Sur la scène minière mondiale, le nom de Simandou évoque depuis longtemps l’image d’une richesse inexploitée. Situé au sud-est de la Guinée, ce vaste gisement de fer figure parmi les plus grands jamais découverts. L’importance des réserves suscite de nombreux espoirs, aussi bien du côté des autorités guinéennes que de leurs partenaires étrangers. Mais au-delà des chiffres, l’économiste et journaliste Alex Bedu, du service économie de RFI, adopte une perspective plus mesurée quant aux bénéfices réels que le pays peut en tirer.
L’histoire de Simandou remonte aux années 1970. Pendant des décennies, les projets d’exploitation ont été freinés par une série d’obstacles : litiges juridiques, tensions entre entreprises, accusations de corruption, changements de gouvernements. Le dossier est complexe, mêlant enjeux géopolitiques et intérêts industriels. La situation a commencé à changer à partir de 2019, lorsque les blocs 1 et 2 ont été attribués à Winning Consortium Simandou, ouvrant la voie à une reprise des travaux.
L’arrivée de la junte militaire en 2021 a entraîné une réévaluation des conditions contractuelles. L’État guinéen cherche à mieux valoriser ses ressources naturelles. En 2022, l’entrée en jeu du géant chinois Baowu, via un investissement structurant, a marqué une nouvelle étape. L’objectif est de réaliser le projet en construisant des infrastructures lourdes, comme une voie ferrée de plus de 600 kilomètres et un port en eaux profondes. Un défi industriel à la hauteur du potentiel du site.
Alex Bedu met toutefois en garde contre une vision trop optimiste. Lors d’une récente intervention sur RFI, il souligne le manque de transparence qui entoure encore certains accords passés entre l’État guinéen et les investisseurs. Le gouvernement prévoit des recettes fiscales de 700 millions de dollars par an. Mais selon le journaliste, les retombées pour les finances publiques pourraient rester modestes à court terme. La prudence s’impose en raison des coûts initiaux, de la fiscalité applicable et de la montée en puissance progressive des opérations.

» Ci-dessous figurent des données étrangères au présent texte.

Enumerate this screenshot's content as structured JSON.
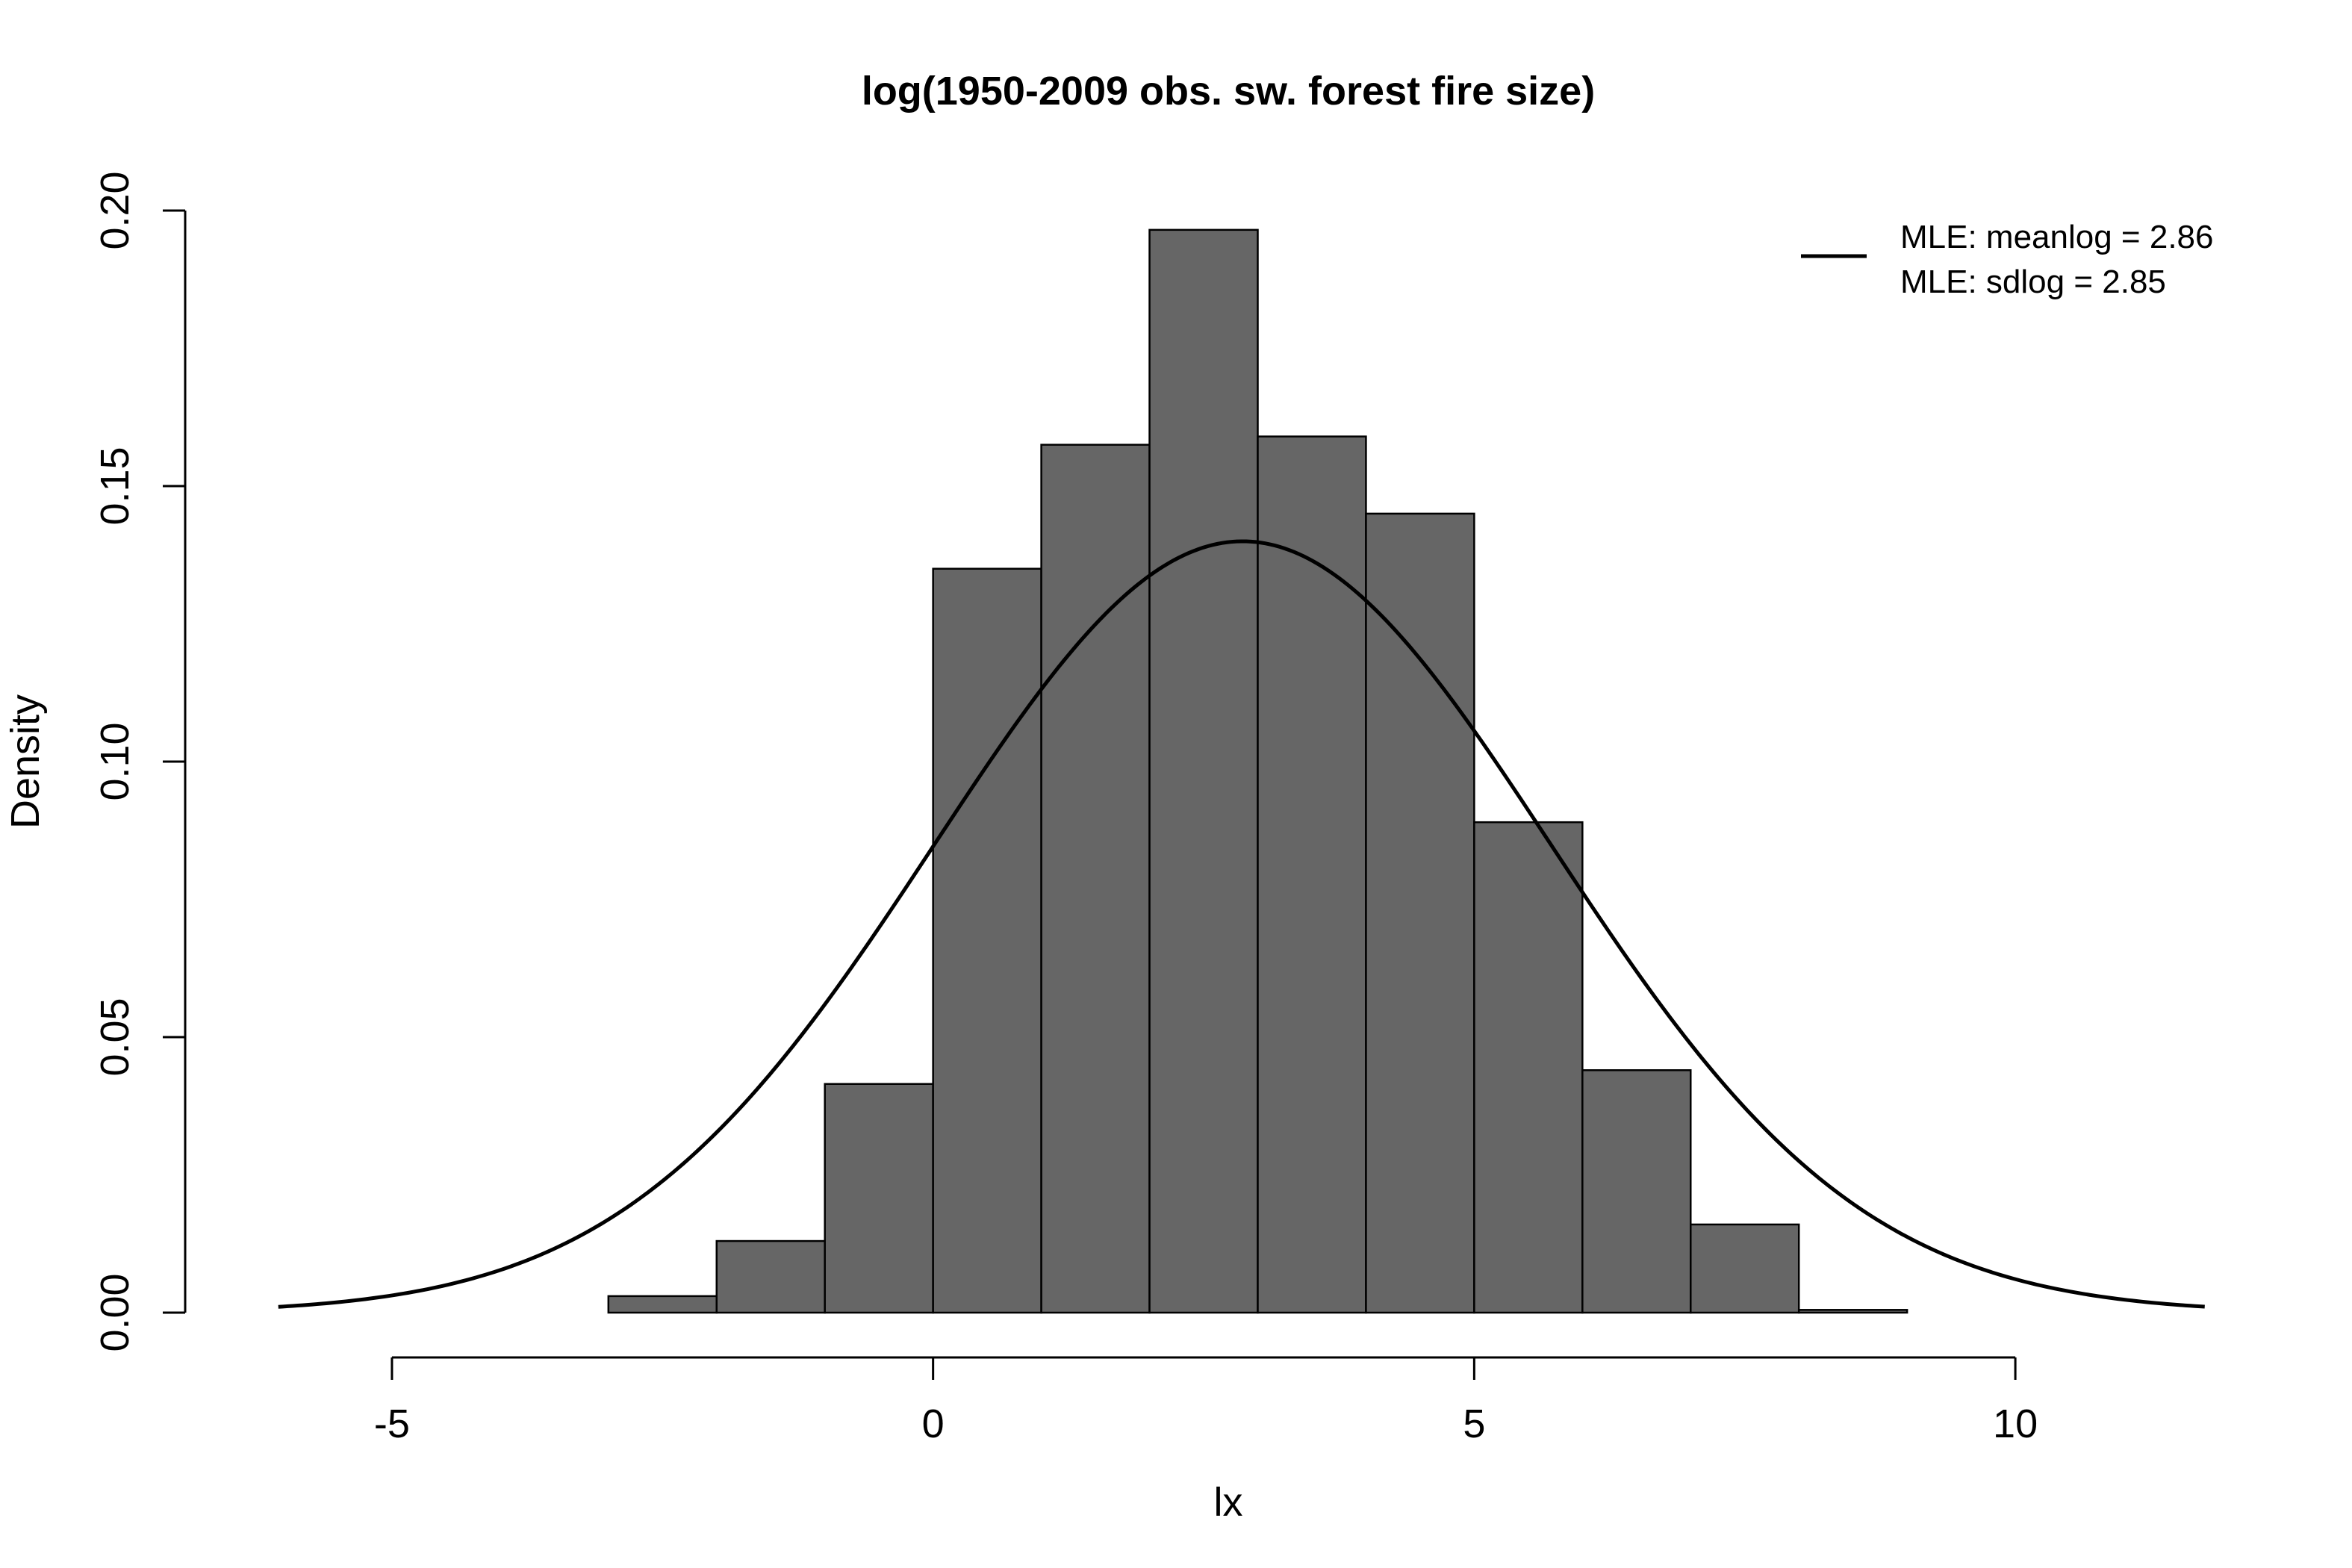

Le chantier logistique constitue un autre facteur clé. Transporter le minerai depuis l’intérieur du pays jusqu’à la côte nécessite des infrastructures énormes. L’impact réel sur l’économie nationale dépendra aussi du degré d’intégration locale, de la création d’emplois, et des modalités de partage des revenus.
Le projet Simandou avance. L’implication d’acteurs internationaux confirme son intérêt stratégique. Mais comme le rappelle Alex Bedu, rien n’est acquis d’avance. Pour que la Guinée transforme cette ressource naturelle en moteur de développement, transparence, gouvernance et équité doivent guider chaque étape du processus.